After the subjugation of the Dutch by Travancore in 1742, military operations of Marthanda Varma progressed against the northern neighboring kingdoms including Thekkumkoor. Though Thekkumkoor allied with Chempakassery and Vadakkumkoor to protect the kingdom, all of them were finally annexed to Travancore.

The ruler of Thekkumkur had sided first with the Kingdom of Kayamkulam and then with the principality of Ambalapuzha against Travancore under Marthanda Varma. After the fall of Ambalapuzha, and as the ruler of Thekkumkoorr refused to come to terms with Travancore, his capital city was taken on 11 September 1750 by Ramayyan Dalawa, the general and prime minister of Marthanda Varma and the state was annexed to Travancore in 1753. The details of the battle are described in the 'History of Travancore From The Earliest Times' by P. Shankunni Menon, erstwhile Diwan Peshkar (a rank equivalent to Deputy Prime Minister) of the Travancore State and father of another noted historian K. P. Padmanabha Menon. Towards the end, the Thekkumkure Royal Family only controlled the small area of Kovilakam of Kolathu Kara Kozhanchery.

== Paradevatha ==
Edathil Bhagavathy is the paradevatha of the Thekkumcore Royal Family. Daily pūjās are performed by the Vadakkummal family. Vadakkummal Vikraman Namboodiri is the current main priest. The pūjās are performed by the thandri from surya Kaladi Mana. There will be a thrikala pūjā (meaning pūjās in the morning, noon & evening) on this day. It is a day for family get-togethers as well. The main pūjā is performed on Medam 18 (which usually it falls on 1 May) every year.

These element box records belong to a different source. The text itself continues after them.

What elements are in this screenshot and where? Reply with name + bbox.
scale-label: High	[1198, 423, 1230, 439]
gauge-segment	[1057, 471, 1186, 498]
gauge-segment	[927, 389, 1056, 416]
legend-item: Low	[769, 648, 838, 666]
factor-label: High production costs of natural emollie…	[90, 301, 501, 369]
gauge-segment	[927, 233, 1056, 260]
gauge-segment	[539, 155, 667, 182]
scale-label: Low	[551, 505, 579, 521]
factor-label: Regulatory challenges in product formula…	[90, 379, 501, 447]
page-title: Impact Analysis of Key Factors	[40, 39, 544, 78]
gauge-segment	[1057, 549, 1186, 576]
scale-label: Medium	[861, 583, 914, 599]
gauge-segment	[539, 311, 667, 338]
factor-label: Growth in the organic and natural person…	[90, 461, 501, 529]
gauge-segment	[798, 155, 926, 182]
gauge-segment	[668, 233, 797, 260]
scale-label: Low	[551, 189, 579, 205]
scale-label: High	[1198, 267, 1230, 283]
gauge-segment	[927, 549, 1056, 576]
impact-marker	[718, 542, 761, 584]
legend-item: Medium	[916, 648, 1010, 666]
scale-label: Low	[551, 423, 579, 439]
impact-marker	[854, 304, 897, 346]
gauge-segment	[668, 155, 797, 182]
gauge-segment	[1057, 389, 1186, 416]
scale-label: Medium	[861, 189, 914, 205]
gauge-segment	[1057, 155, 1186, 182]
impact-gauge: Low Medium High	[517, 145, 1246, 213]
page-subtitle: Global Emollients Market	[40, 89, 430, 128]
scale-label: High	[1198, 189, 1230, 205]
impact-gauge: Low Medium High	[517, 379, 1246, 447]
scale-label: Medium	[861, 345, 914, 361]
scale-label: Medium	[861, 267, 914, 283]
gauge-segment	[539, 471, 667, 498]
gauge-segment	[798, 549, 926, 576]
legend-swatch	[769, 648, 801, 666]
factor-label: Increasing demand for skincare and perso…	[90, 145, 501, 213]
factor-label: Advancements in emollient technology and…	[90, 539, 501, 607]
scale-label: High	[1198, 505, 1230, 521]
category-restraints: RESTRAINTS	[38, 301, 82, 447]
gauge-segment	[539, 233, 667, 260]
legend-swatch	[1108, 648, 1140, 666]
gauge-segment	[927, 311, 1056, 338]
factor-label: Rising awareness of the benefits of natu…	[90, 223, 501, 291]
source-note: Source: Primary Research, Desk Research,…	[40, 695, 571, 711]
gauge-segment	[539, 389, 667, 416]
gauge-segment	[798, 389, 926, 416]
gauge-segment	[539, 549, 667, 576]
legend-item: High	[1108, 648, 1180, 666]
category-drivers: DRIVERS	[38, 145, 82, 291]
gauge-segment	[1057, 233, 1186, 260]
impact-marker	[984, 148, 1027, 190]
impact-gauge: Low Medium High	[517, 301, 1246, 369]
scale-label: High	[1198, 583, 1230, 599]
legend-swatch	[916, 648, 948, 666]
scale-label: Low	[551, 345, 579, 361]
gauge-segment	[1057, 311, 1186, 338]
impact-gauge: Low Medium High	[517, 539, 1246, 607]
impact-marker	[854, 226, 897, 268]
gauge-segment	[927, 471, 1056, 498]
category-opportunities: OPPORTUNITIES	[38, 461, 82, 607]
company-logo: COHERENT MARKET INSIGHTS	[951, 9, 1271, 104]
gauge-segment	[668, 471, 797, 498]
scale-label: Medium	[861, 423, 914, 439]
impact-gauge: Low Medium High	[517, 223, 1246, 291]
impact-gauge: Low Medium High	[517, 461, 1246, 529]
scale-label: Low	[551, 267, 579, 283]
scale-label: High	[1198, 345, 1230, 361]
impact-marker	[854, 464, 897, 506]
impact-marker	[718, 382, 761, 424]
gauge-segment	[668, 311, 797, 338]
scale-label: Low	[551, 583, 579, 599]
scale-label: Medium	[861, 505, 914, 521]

The last day ceremony of the Kumaranallor Temple Ulsavam, the ārāttu (the day after the Thrikkarthika) is performed at the Meenachil River which is close to the Edathil Temple (2 km away from Kumaranalloor Devi Temple). The ārāttu is performed near the Edathil Bhagavathi Temple once every year since Kumaranalloor Bhagavathi comes to see her sister the Edathil Bhagavathi. During the month of January Bhagavata Purana Sapthaham with Bhagavatham Moolam is conducted every year.